Cumhuriyet mitingleriyle toplum zemininde destek arayışı içine girilirken, sonradan Ergenekon davasına katılan Danıştay saldırısı, Cumhuriyet gazetesinin bombalanması, Zirve yayınevi katliamı gibi provokatif olaylarla da siyaset kurumu üzerinde baskı kurulmak isteniyordu.

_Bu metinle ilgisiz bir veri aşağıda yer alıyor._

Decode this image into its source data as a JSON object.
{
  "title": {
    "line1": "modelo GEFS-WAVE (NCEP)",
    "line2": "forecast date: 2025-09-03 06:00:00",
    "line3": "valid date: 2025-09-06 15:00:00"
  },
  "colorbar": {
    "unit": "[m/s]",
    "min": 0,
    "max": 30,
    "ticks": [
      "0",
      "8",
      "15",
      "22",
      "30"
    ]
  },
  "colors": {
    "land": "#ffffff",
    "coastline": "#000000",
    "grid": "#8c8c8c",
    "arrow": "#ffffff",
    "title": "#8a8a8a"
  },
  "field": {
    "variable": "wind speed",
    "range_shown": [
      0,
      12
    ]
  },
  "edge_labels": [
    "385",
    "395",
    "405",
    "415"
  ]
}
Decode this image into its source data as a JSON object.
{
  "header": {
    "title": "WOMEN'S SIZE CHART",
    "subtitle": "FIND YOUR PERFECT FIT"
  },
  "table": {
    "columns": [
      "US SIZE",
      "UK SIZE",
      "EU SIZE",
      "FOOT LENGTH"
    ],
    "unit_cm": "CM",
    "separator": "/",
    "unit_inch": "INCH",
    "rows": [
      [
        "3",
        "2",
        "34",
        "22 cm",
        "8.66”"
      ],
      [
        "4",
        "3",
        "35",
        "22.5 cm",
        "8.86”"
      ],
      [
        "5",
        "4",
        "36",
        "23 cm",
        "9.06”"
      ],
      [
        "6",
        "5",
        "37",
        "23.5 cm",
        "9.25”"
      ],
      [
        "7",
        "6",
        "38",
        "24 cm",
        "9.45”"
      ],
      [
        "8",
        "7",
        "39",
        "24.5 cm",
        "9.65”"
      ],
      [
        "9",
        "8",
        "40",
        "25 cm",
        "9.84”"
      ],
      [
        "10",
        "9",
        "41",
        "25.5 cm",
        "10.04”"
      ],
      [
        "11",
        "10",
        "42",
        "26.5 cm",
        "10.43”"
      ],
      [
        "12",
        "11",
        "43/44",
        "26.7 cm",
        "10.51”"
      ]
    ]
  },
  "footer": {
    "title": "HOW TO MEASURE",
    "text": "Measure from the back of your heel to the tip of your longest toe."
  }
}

Ergenekon ve benzeri davalarla 27 Nisan sürecinin ilişkili olup olmadığı elbette yargının ele alması gereken bir konudur, ama bu bildiriyle siyasete müdahalede bulunulmak istendiği açıktır. Bu girişimin, Cumhurbaşkanlığı seçimlerine yönelik olduğu, ilk tur seçimin Meclis’te yapıldığı 27 Nisan gününe denk gelmesinden de anlaşılabilir.
Bildiriyi kaleme almakla övünen dönemin Genelkurmay Başkanı YaşarBüyükanıt, 32. Gün programında ‘önlem’ olarak adlandırdığı girişimi şöyle savunuyordu: “Bu rejimin tek muhafızı asker midir? Her kesim üzerine düşeni yapsa, şiddete başvurmadan yasal yollarla tepkisini gösterse, başarılı bir sonuç alınılabilirdi. Ama bu yapılmayınca iş askere kalınca, askerin de yapacağı tek şey kalıyor: Silahı eline almak.”
Büyükanıt, sürecin AK Parti’ye yaradığı eleştirisine karşı, her ay yapılan anketlerde AK Parti’nin oyunun giderek yükseldiğini, Ocak ayında yüzde 45’e vardığını, yani süreç olmasa da AK Parti’nin yükselişte olduğunu söylüyordu.
Açıkçası, AK Parti’nin önlenemeyen yükselişi bir sorun olarak algılanmış ve AK Parti’nin Cumhurbaşkanı seçmesi, rejimin son kalesinin düşmesi gibi yorumlanmıştır. Kutlu Doğum etkinlikleri bahane edilerek çıkarılan laiklik krizi ise toplumda ters etki yapmıştır. 27 Nisan bildirisi açık şekilde ‘laik-anti laik’ kamplaşmasını kaşımış, seçilmiş iktidarı bir tehlike olarak göstermiş ve hükümete karşı toplum kesimlerini tahrik etmiştir.
Hükümetin dik duruşu, süreci akamete uğratmış, benzer bir 28 Şubat yaşanmasına engel olmuştur. AK Parti iktidarı, meseleyi geçiştirmemiş, üzerine almayan ve önemsemeyen silik bir tavır sergilememiş, takındığı sert ve kararlı tavırla meselenin ciddi boyutlara ulaşmasının önünü kesmiştir.
Medyanın darbesever kesimi AK Parti’yi iktidardan düşürmek için ‘erken seçim çağrısı’ yaparken, bazı demokrat kalemler ise ‘aman darbe olmasın’ diye hükümetin önüne içinde erken seçim olan ‘yol haritaları’ koymuştur. Erken seçimin öne sürülmesinin sebebi, askerin tavır takındığı bir partinin halktan oy alamayacağı düşüncesiydi.
Anti demokratik girişimlere rest çeken hükümet ise oyunu tam tersine çevirmiş ve 1 Mayıs’ta AYM’nin Meclis’teki Cumhurbaşkanı seçim turunu iptal etmesinin ardından seçim kararı alarak hem demokrasiyi korumuş, hem de iktidarını daha güçlü şekilde sürdürmüştür.
27 Nisan olayında siyasi partilerin, medyanın ve bir kısım derneklerin takındığı tavır sorgulanmadan müdahaleler konusunda ciddi bir ‘hesaplaşma’ yaşandığı söylenemez.